I spoke to Dr Riad Hijab, the general co-ordinator of the Syrian High Negotiations Committee, on 6 October and again on 13 October. We discussed the importance of the Syrian opposition’s continued commitment to the political process.
I am most grateful to my right hon. Friend. As the House may know, on 7 September we had a meeting in London, together with the High Negotiations Committee led by Dr Riad Hijab, of the interested parties in the region. He set out what I think was a very compelling case for a post-Assad Syria with a broad-based Government and pluralist democracy. I think they have a plan for 30% female representation in their politics, which is perhaps better even than the Labour party. He answers one of the key questions: is there a future for Syria after Assad? There most certainly is—and a great one, too.
It is not just the Syrian opposition but Syrian civil society and non-governmental organisations in this country who are calling for our Government to lead on a comprehensive strategy to protect civilians, including a no-bombing zone. Will the Foreign Secretary confirm that our Government will now take a lead in considering this strategy?
I pay tribute to the forcefulness with which the hon. Lady has advocated this course. I must say that I wish that, three years ago, the then Labour Opposition had been as resolute in wishing to see that kind of engagement to protect the people of Syria. A critical decision was taken then, as the right hon. Member for Exeter (Mr Bradshaw) well remembers, which has made things much more difficult for us today. I want to see the will of this House clearly expressed in support of what the hon. Lady has said.
The fact of the matter is that with America increasingly absorbed by a sometimes surreal presidential election, France and Germany facing elections of their own next year, Secretary Kerry soon to leave office and a change of leadership at the UN, a degree of paralysis has entered into the negotiation process on Syria—
I thought my right hon. Friend’s question was excellent. It goes to the heart of what is happening at the moment. As I said earlier, the space vacated by western powers has been occupied, I am afraid, by the Russians. We need to do whatever we can now to put pressure on the Russians—through sanctions, through the threat of the International Criminal Court—[Interruption.] Indeed, and through measures such as the hon. Member for Rhondda (Chris Bryant) suggests from a sedentary position. These measures are already in place in this country.
Is the Foreign Secretary aware that although many people in Syria and in the aid agencies can understand the sort of bombastic bluster that he is so good at, the fact is that serious diplomacy will require a calm, rational approach if we are to secure peace in Syria?

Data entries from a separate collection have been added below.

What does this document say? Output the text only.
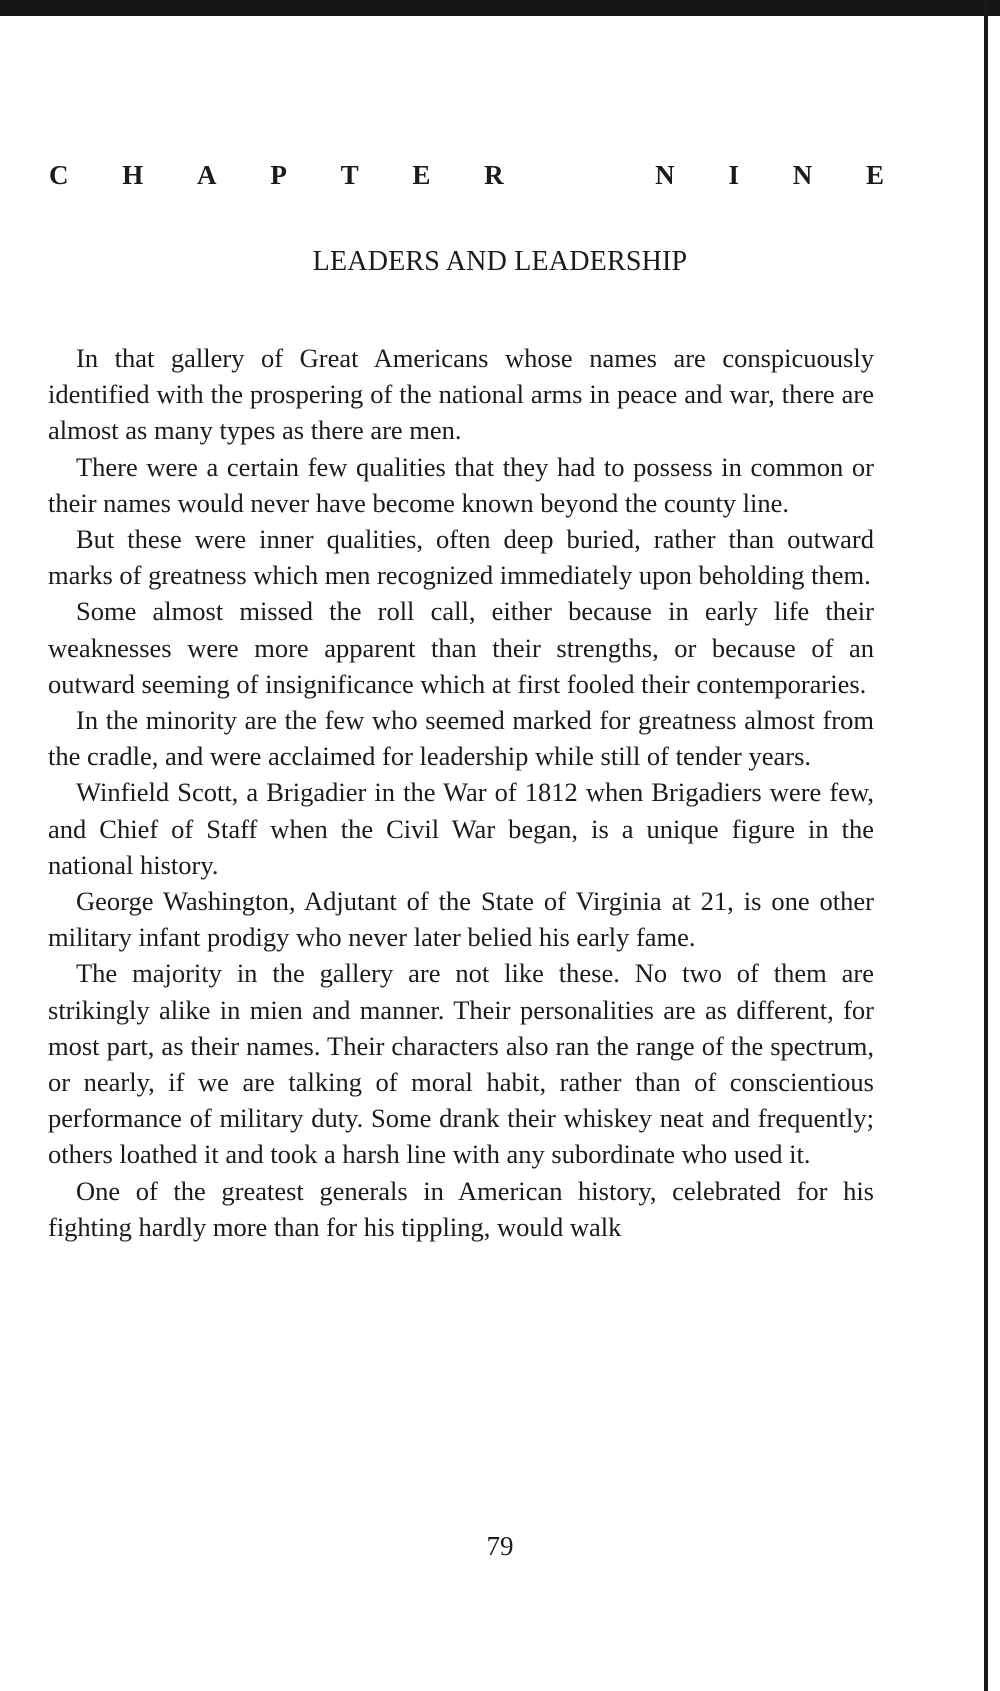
C H A P T E R	N I N E
LEADERS AND LEADERSHIP

In that gallery of Great Americans whose names are conspicuously identified with the prospering of the national arms in peace and war, there are almost as many types as there are men.

There were a certain few qualities that they had to possess in common or their names would never have become known beyond the county line.

But these were inner qualities, often deep buried, rather than outward marks of greatness which men recognized immediately upon beholding them.

Some almost missed the roll call, either because in early life their weaknesses were more apparent than their strengths, or because of an outward seeming of insignificance which at first fooled their contemporaries.

In the minority are the few who seemed marked for greatness almost from the cradle, and were acclaimed for leadership while still of tender years.

Winfield Scott, a Brigadier in the War of 1812 when Brigadiers were few, and Chief of Staff when the Civil War began, is a unique figure in the national history.

George Washington, Adjutant of the State of Virginia at 21, is one other military infant prodigy who never later belied his early fame.

The majority in the gallery are not like these. No two of them are strikingly alike in mien and manner. Their personalities are as different, for most part, as their names. Their characters also ran the range of the spectrum, or nearly, if we are talking of moral habit, rather than of conscientious performance of military duty. Some drank their whiskey neat and frequently; others loathed it and took a harsh line with any subordinate who used it.

One of the greatest generals in American history, celebrated for his fighting hardly more than for his tippling, would walk

79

I am grateful to the hon. Gentleman but, alas, I think that what is really needed at this stage is a tough approach, because the primary cause of the suffering of the people of Aleppo is the Syrian regime. That is overwhelmingly responsible for the deaths of 400,000 people in the conflict so far. That regime is backed by its Russian puppeteers, and it would be a fatal mistake if we were now to lose sight of that priority, and to give up on applying the pressure that is needed on Russia and its Syrian clients.